= Adam Duff O'Toole =

Irishman burned at the stake

Adam Duff O'Toole (Adducc or Adam Dubh Ó Tuathail; died 11 April 1328) was an Irishman burned at the stake in Dublin for heresy and blasphemy. What is known about O'Toole comes from a letter from the leaders of the Pale, the Hiberno-Norman colony around Dublin, to Pope John XXII asking him to authorise a crusade against the Irish. The letter names "Aduk Duff Octohyl" as leader of a host of Irish heretics. Modern historians regard the heresy accusations as politically motivated, and the letter as a counter to the Irish Remonstrance of 1317. Adam Duff was the son of Walter Duff, Chief of the Name of the Clan O'Toole, based in the Wicklow Mountains.
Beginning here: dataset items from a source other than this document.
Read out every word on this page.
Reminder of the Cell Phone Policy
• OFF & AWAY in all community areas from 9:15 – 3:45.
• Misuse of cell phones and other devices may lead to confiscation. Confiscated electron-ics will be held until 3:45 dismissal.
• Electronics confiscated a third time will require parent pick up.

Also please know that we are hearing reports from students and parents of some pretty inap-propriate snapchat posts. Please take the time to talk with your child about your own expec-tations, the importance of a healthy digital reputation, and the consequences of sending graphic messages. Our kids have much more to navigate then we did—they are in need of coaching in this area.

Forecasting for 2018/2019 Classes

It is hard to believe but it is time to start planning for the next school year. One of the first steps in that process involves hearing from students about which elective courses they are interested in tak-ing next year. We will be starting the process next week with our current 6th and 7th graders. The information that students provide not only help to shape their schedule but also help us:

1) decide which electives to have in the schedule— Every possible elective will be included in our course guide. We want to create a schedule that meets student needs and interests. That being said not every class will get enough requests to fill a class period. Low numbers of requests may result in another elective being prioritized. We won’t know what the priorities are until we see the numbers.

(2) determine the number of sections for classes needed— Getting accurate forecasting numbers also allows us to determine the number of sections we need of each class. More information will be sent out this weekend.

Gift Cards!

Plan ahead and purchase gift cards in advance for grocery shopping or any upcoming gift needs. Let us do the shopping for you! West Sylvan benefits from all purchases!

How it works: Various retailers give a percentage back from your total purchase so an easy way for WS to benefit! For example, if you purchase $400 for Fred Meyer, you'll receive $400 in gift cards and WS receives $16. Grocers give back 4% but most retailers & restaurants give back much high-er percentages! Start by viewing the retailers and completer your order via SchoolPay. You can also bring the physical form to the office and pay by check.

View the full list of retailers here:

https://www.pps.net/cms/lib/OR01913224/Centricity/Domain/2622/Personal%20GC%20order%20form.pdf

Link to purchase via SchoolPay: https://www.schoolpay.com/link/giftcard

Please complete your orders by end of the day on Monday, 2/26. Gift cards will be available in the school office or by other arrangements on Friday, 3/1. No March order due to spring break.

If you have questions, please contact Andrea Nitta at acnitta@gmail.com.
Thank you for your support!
The O'Tooles had formed an alliance with the King of Leinster, Domhnall mac Art MacMurrough-Kavanagh and Edward Bruce, to wage war against English rule over Ireland. Holinshed's Chronicles states:

A gentleman of the familie of the O'Toolies in Leinster, named Adam Duffe, possessed by some wicked spirit of error, denied obstinatelie the incarnation of our Sauior, the trinitie of persons in the vnitie of the Godhead, and the resurrection of the flesh; as for the holie Scripture, he said it was but a fable: the Virgin Marie he affirmed to be a woman of dissolute life, and the apostolike see erroneous. For such assertions he was burnt in Hogging greene, beside Dublin.

Hogging or Hogges Green was a green extending south and east from the modern College Green and centred on the Hogges, a Norse Dublin Thing mound.